Enhancing Minority Class Prediction in Wearable Sensor-Based Activity Recognition Using SMOTE Oversampling

Wearable sensor-based activity recognition has become increasingly important in various domains, particularly healthcare and sports. However, a significant challenge in this field is the issue of class imbalance, where minority activity classes are underrepresented compared to majority classes in datasets. This imbalance leads to biased classifiers that struggle to accurately identify rare but critical activities, which is especially problematic in health monitoring scenarios. This study evaluates the effectiveness of the Synthetic Minority Oversampling Technique (SMOTE) to address class imbalance in the mHealth dataset, which contains multi-sensor data from wearable devices placed on the chest, left ankle, and right lower arm. We employ the XGBoost classifier combined with SMOTE oversampling to improve recognition performance for minority classes. Model evaluation is conducted using precision, recall, F1-score, Area Under the Precision-Recall Curve (AUC-PR), ROC curve, and calibration analysis.
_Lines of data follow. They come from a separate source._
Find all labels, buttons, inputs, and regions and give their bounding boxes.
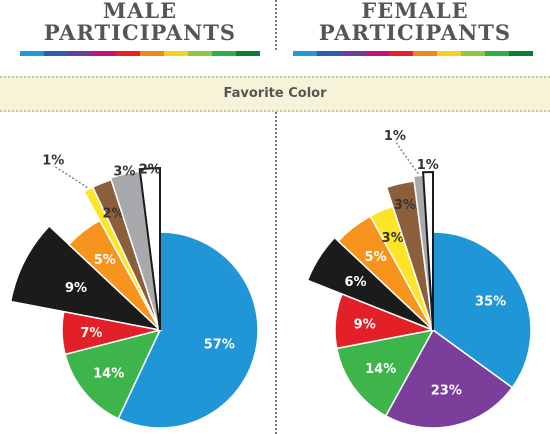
- stripe-segment: [293, 51, 317, 56]
- slice-label-green: 14%: [93, 367, 124, 382]
- slice-label-black: 9%: [65, 281, 87, 296]
- stripe-segment: [365, 51, 389, 56]
- slice-label-white: 1%: [417, 158, 439, 173]
- slice-label-orange: 5%: [365, 250, 387, 265]
- color-stripe-left: [20, 51, 260, 56]
- male-title-line1: MALE: [102, 0, 178, 23]
- female-title-line1: FEMALE: [361, 0, 469, 23]
- slice-label-yellow: 3%: [382, 231, 404, 246]
- stripe-segment: [92, 51, 116, 56]
- stripe-segment: [44, 51, 68, 56]
- stripe-segment: [188, 51, 212, 56]
- stripe-segment: [317, 51, 341, 56]
- slice-label-gray: 3%: [113, 165, 135, 180]
- vertical-divider-top: [275, 0, 277, 50]
- slice-label-blue: 57%: [204, 337, 235, 352]
- slice-label-black: 6%: [344, 275, 366, 290]
- slice-label-brown: 3%: [394, 198, 416, 213]
- pie-slice-white: [138, 166, 161, 331]
- stripe-segment: [485, 51, 509, 56]
- stripe-segment: [20, 51, 44, 56]
- stripe-segment: [140, 51, 164, 56]
- color-stripe-right: [293, 51, 533, 56]
- male-participants-title: MALE PARTICIPANTS: [5, 0, 275, 44]
- pie-slice-black: [9, 224, 163, 332]
- stripe-segment: [236, 51, 260, 56]
- female-participants-title: FEMALE PARTICIPANTS: [280, 0, 550, 44]
- pie-slice-green: [335, 328, 435, 417]
- stripe-segment: [461, 51, 485, 56]
- leader-line: [52, 164, 88, 189]
- pie-slice-purple: [384, 328, 514, 429]
- male-title-line2: PARTICIPANTS: [43, 20, 237, 45]
- female-pie-chart: 35% 23% 14% 9% 6% 5% 3% 3% 1% 1%: [306, 129, 532, 429]
- slice-label-brown: 2%: [102, 207, 124, 222]
- stripe-segment: [509, 51, 533, 56]
- pie-slice-blue: [117, 231, 259, 429]
- slice-label-green: 14%: [365, 362, 396, 377]
- stripe-segment: [341, 51, 365, 56]
- male-pie-chart: 57% 14% 7% 9% 5% 1% 2% 3% 2%: [9, 154, 259, 429]
- stripe-segment: [212, 51, 236, 56]
- slice-label-orange: 5%: [94, 253, 116, 268]
- pie-slice-black: [306, 236, 434, 331]
- section-band: Favorite Color: [0, 76, 550, 112]
- leader-line: [394, 140, 419, 175]
- slice-label-white: 2%: [139, 162, 161, 177]
- slice-label-yellow: 1%: [42, 154, 64, 169]
- pie-slice-blue: [432, 231, 532, 389]
- pie-slice-green: [64, 328, 162, 420]
- pie-slice-white: [422, 170, 434, 331]
- female-title-line2: PARTICIPANTS: [318, 20, 512, 45]
- stripe-segment: [68, 51, 92, 56]
- stripe-segment: [116, 51, 140, 56]
- slice-label-gray: 1%: [384, 129, 406, 144]
- slice-label-blue: 35%: [475, 295, 506, 310]
- stripe-segment: [164, 51, 188, 56]
- slice-label-purple: 23%: [431, 383, 462, 398]
- stripe-segment: [389, 51, 413, 56]
- stripe-segment: [437, 51, 461, 56]
- slice-label-red: 9%: [354, 318, 376, 333]
- section-label: Favorite Color: [223, 86, 327, 101]
- slice-label-red: 7%: [80, 326, 102, 341]
- stripe-segment: [413, 51, 437, 56]
- vertical-divider: [275, 112, 277, 434]
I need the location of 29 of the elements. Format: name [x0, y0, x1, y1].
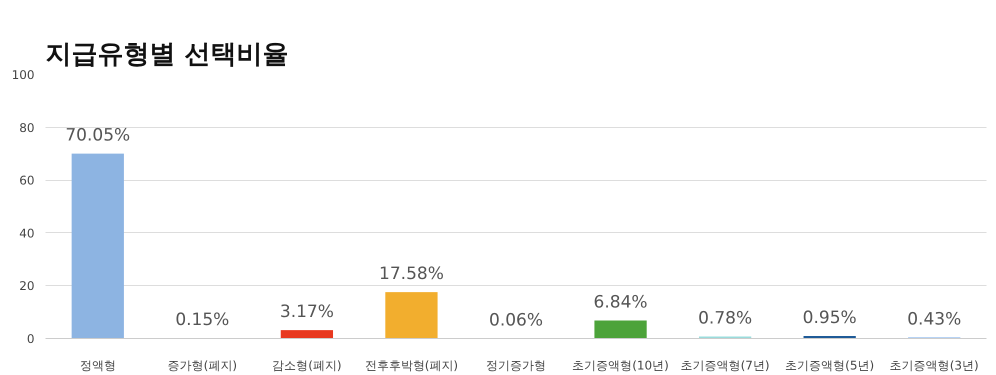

The results demonstrate that applying SMOTE improves minority class recall from 0.75 to 0.85 and F1-score from 0.796 to 0.865, despite a slight decrease in overall accuracy from 97% to 96.5%. The AUC-PR also increases from 0.81 to 0.88, indicating a better balance in detecting minority and majority classes. Calibration curves reveal that probability estimates still require refinement to be more reliable for decision-making. This study confirms the efficacy of SMOTE in mitigating class imbalance in wearable sensor-based activity recognition and provides valuable insights for developing more accurate and fair health monitoring systems.